Banks, airlines, insurance companies and health insurers already operate call centres in Delhi, Mumbai, Bangalore and Hyderabad. General Electric, Microsoft and McKinsey, the world's biggest consultants, have laboratories in India. Mumbai's film industry provides the music for many Hollywood movies. Information provider Reuters is cutting costs by setting up centres in Bangalore and Hyderabad. Similar plans will save each of the world's 100 top financial institutions US$1.4 billion by 2008. The US financial sector hopes to transfer 500,000 jobs overseas in five years.

Recently, however, Dell Computer announced that some of its India-based customer-service jobs would be repatriated to the US. That would have delighted trade unionists, as well as the London woman whom I asked for the number of directory inquiries.
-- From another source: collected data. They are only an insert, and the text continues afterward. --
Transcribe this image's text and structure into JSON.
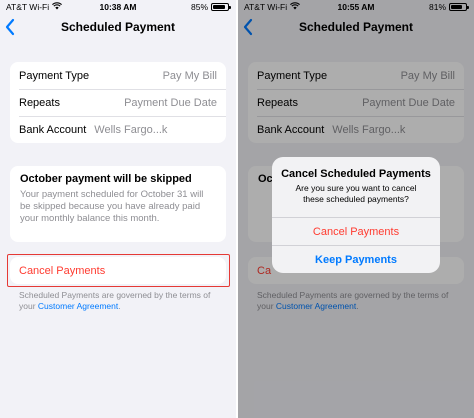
{
  "left_screen": {
    "status": {
      "carrier": "AT&T Wi-Fi",
      "time": "10:38 AM",
      "battery": "85%",
      "battery_level": 0.85
    },
    "nav": {
      "title": "Scheduled Payment",
      "back_icon": "chevron-left-icon"
    },
    "details": [
      {
        "label": "Payment Type",
        "value": "Pay My Bill"
      },
      {
        "label": "Repeats",
        "value": "Payment Due Date"
      },
      {
        "label": "Bank Account",
        "value": "Wells Fargo...k"
      }
    ],
    "notice": {
      "title": "October payment will be skipped",
      "body": "Your payment scheduled for October 31 will be skipped because you have already paid your monthly balance this month."
    },
    "cancel_label": "Cancel Payments",
    "footer": {
      "text": "Scheduled Payments are governed by the terms of your",
      "link": "Customer Agreement",
      "end": "."
    },
    "colors": {
      "destructive": "#ff3b30",
      "link": "#007aff",
      "highlight": "#e53935"
    }
  },
  "right_screen": {
    "status": {
      "carrier": "AT&T Wi-Fi",
      "time": "10:55 AM",
      "battery": "81%",
      "battery_level": 0.81
    },
    "nav": {
      "title": "Scheduled Payment",
      "back_icon": "chevron-left-icon"
    },
    "details": [
      {
        "label": "Payment Type",
        "value": "Pay My Bill"
      },
      {
        "label": "Repeats",
        "value": "Payment Due Date"
      },
      {
        "label": "Bank Account",
        "value": "Wells Fargo...k"
      }
    ],
    "notice_title_partial": "Oc",
    "cancel_partial": "Ca",
    "footer": {
      "text": "Scheduled Payments are governed by the terms of your",
      "link": "Customer Agreement",
      "end": "."
    },
    "alert": {
      "title": "Cancel Scheduled Payments",
      "message": "Are you sure you want to cancel these scheduled payments?",
      "destructive_button": "Cancel Payments",
      "keep_button": "Keep Payments"
    }
  }
}
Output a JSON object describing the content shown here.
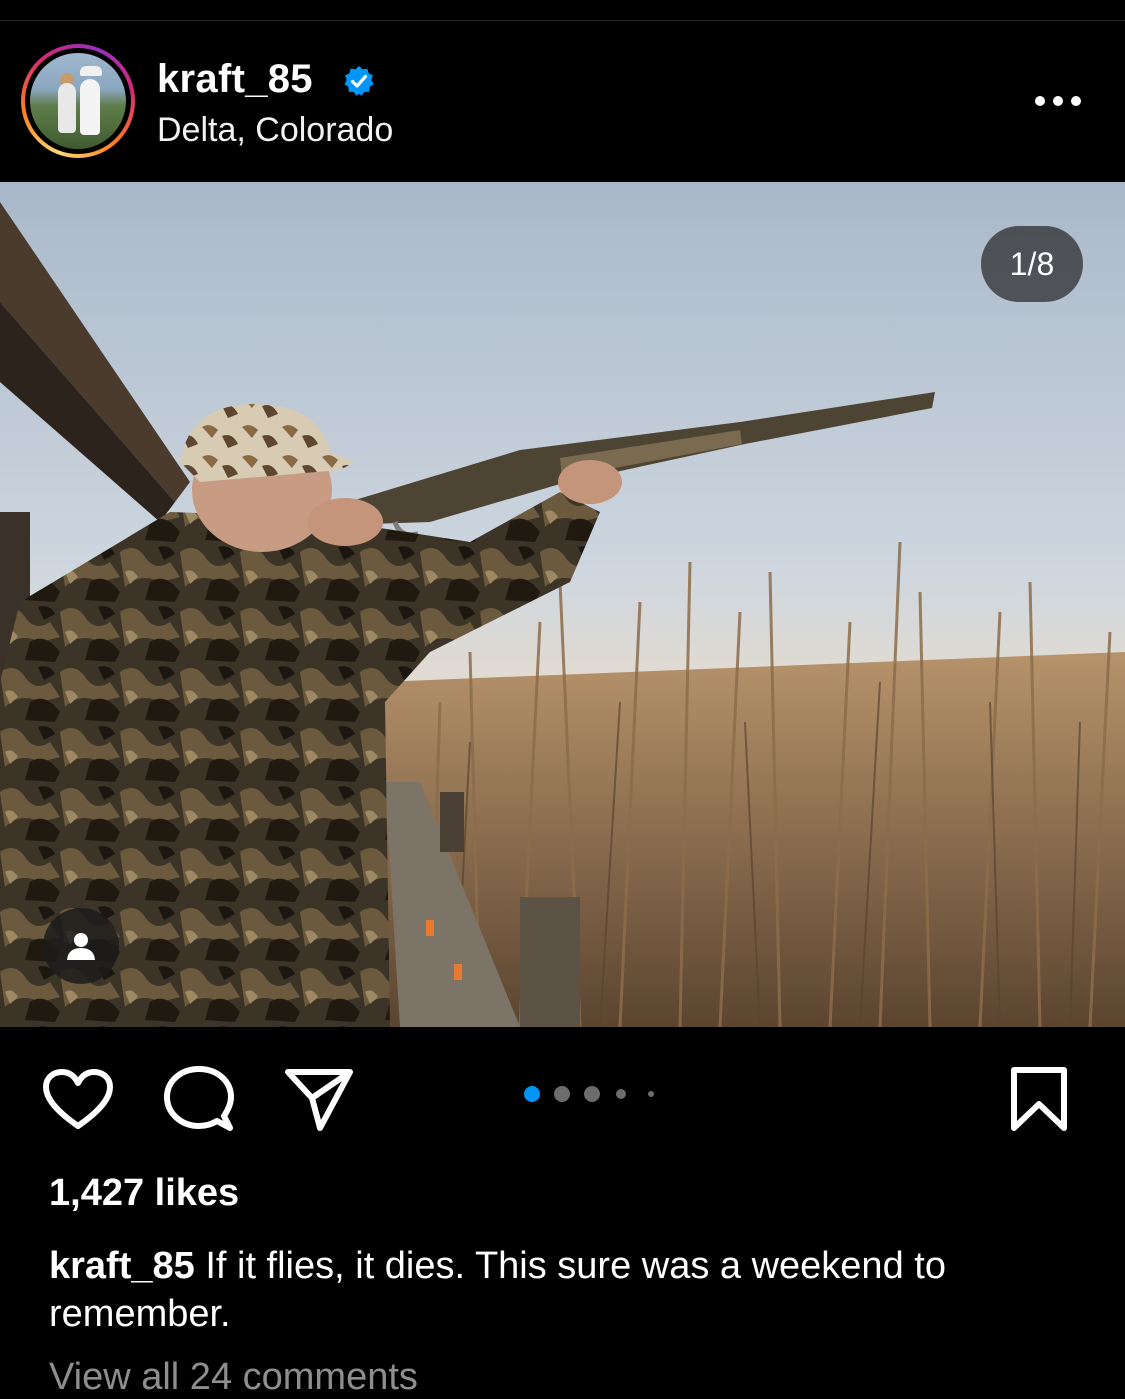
{
  "post": {
    "username": "kraft_85",
    "location": "Delta, Colorado",
    "verified": true,
    "image_counter": "1/8",
    "likes": "1,427 likes",
    "caption_username": "kraft_85",
    "caption_text": " If it flies, it dies. This sure was a weekend to remember.",
    "view_comments": "View all 24 comments"
  },
  "carousel": {
    "total_dots": 5,
    "active_index": 0
  },
  "icons": {
    "header": [
      "verified-badge-icon",
      "more-options-icon"
    ],
    "overlay": [
      "tagged-people-icon"
    ],
    "actions": [
      "heart-icon",
      "comment-icon",
      "share-icon",
      "bookmark-icon"
    ]
  },
  "colors": {
    "background": "#000000",
    "text": "#ffffff",
    "muted": "#8e8e8e",
    "verified": "#0095f6",
    "active_dot": "#0095f6"
  }
}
Throwing up her hands in horror, she exclaimed: "You'll find yourself talking to someone in Bombay or Bangalore. It'll cost the earth, they won't know a thing, and you won't understand a word they say!" Of course, there are problems. In spite of TV and email, people living thousands of miles away and without local knowledge cannot always answer inquiries authoritatively. Britain is full of jokes about operators in India who master Scottish or Midlands accents, but falter over small physical details.

Actually, grappling with rail inquiries in the UK can be hazardous. Recently, I bought train tickets at London's Euston station for Milton Keynes, and then discovered that all trains had been cancelled and the tickets were for a bus journey that was four times as long. Whereas once, Indians did the job cheaper, now they do it better. True, India has 25 per cent of the world's undernourished, but it boasts 30 per cent of all software engineers and produces 1.5 million graduates annually. The British Medical Association's general practitioners' committee wants doctors and nurses in India to handle queries. With another 30,000 British financial and insurance sector jobs likely to be transferred during the next five years, consultants predict India will earn the equivalent of £17 billion (HK$228 billion) annually from outsourced jobs by 2008.

The trend is irreversible. Norwich Union explains that outsourcing combines value for money with high service levels. Western entrepreneurs want low overheads, adequate English and brisk responses. For India, therein lies the challenge of the future. An accountant in the Philippines earns US$3,600 annually, against India's US$6,000, and US$60,000 in the US. If Indian costs rise or efficiency falls, call centres will move on to more advantageous countries. HSBC, Citibank and Standard Chartered already have service centres in Shanghai and Guangzhou, and Cyberjaya and Penang in Malaysia.

Just follow the trail of Nike shoe manufacture from South Korea to Malaysia to Indonesia. No resting place is permanent. Each is determined by cost-effectiveness. India must guard its lead. That is the essence of globalisation.